Quando alguém diz que colocou IA no software, na maioria das vezes está falando de um chatbot na lateral da tela. Uma caixinha que responde perguntas. Isso é o uso mais raso e menos interessante da inteligência artificial generativa. A camada generativa de verdade não fica num canto da interface: ela atravessa o sistema inteiro.
O que a camada generativa realmente faz
Generativa quer dizer que o software entende e produz conteúdo novo a partir do que recebe, em vez de seguir uma árvore fixa de respostas prontas. Na prática, isso muda o que o sistema é capaz de fazer sozinho, sem alguém programando cada caso.
- Lê documentos: interpreta um PDF, um contrato ou uma planilha e extrai o que importa, sem preencher campo a campo na mão.
- Enxerga imagens: reconhece uma conta de luz fotografada, uma nota fiscal ou um rótulo por visão computacional.
- Personaliza: adapta a resposta ao cliente específico, ao histórico dele e ao momento da conversa.

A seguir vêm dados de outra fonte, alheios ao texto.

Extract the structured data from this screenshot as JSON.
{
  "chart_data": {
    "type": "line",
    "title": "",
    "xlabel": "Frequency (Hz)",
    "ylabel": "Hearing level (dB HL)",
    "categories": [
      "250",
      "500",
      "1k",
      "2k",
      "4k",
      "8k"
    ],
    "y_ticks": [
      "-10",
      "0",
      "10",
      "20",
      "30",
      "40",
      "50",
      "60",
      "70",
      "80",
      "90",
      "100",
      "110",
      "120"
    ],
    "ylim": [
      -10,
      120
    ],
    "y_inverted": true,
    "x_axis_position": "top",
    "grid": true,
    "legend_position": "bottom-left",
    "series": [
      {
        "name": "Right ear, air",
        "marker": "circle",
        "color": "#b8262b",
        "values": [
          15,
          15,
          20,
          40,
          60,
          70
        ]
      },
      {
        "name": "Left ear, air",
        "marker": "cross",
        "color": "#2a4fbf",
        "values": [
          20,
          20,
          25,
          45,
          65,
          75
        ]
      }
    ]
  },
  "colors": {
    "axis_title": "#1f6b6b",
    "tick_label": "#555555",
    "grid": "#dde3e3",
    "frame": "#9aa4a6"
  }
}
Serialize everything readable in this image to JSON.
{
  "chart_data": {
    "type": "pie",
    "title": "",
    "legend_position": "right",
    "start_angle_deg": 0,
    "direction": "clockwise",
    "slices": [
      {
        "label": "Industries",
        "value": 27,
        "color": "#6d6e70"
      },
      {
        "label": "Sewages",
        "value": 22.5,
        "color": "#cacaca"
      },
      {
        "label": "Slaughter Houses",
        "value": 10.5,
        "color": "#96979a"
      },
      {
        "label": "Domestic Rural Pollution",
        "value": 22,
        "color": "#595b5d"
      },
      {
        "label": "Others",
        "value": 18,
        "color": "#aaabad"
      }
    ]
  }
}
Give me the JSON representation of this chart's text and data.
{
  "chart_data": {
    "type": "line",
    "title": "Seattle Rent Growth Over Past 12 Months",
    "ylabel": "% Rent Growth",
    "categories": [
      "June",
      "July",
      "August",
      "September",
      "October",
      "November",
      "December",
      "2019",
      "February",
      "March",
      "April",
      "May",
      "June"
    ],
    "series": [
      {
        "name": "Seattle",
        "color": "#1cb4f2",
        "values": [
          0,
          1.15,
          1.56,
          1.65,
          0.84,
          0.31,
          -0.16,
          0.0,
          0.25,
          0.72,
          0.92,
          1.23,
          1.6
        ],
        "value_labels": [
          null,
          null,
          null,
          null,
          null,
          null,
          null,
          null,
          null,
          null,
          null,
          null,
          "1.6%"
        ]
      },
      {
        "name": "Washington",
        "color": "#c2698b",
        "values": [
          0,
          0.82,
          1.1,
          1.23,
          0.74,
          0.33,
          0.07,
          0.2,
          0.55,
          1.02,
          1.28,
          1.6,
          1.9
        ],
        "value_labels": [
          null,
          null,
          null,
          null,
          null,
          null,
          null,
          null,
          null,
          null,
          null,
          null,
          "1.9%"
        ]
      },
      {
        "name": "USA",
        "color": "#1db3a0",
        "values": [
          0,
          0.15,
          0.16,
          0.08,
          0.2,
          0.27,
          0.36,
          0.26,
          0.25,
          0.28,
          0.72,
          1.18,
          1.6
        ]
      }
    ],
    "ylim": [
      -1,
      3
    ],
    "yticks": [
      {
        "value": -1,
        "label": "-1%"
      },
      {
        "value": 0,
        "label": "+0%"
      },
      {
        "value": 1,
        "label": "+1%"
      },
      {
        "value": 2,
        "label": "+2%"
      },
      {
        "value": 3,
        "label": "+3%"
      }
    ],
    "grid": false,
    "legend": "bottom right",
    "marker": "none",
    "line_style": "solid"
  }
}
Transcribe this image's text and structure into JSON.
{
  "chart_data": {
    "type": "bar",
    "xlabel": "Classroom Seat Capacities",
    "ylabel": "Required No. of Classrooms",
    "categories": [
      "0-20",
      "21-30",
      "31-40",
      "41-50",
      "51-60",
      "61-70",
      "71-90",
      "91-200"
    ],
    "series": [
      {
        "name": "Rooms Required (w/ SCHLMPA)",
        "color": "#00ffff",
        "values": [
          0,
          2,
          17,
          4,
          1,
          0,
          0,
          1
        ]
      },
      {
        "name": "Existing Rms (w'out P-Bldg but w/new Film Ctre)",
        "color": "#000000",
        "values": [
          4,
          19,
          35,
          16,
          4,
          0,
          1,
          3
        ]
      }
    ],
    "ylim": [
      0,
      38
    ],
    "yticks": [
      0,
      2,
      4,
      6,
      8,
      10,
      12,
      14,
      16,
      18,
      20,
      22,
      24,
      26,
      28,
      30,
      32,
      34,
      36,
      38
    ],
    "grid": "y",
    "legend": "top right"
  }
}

- Conduz fluxos: guia a pessoa pelo processo, decide o próximo passo e age, em vez de só responder.
- Vira CRM: registra, qualifica e acompanha cada interação, transformando conversa em informação organizada.
A diferença entre IA e if/else disfarçado
Muito do que se vende como inteligência artificial é, na verdade, uma sequência de regras if/else vestida de IA. Funciona enquanto o cliente segue o roteiro previsto e quebra no primeiro caso fora do padrão. A camada generativa lida com o inesperado porque interpreta a situação, não apenas confere se ela bate com uma regra escrita antes.
No Luz no Bolso, isso é visível: o sistema lê a conta de luz que o cliente fotografou, compara fornecedores e fecha a venda dentro da conversa, sem formulário rígido. No App Netlinks, a camada generativa produz conteúdo, lê como a marca aparece dentro de ChatGPT, Claude, Gemini e Perplexity, e organiza tudo em relatórios. São funções que nenhuma árvore de if/else entregaria.
Na OnWeb, a camada generativa é o coração do software, não um enfeite. Quando a IA está no centro do sistema, e não pendurada na borda, o produto deixa de responder perguntas e passa a executar trabalho. Essa é a fronteira entre ter um chatbot e ter um sistema que pensa junto com o seu negócio.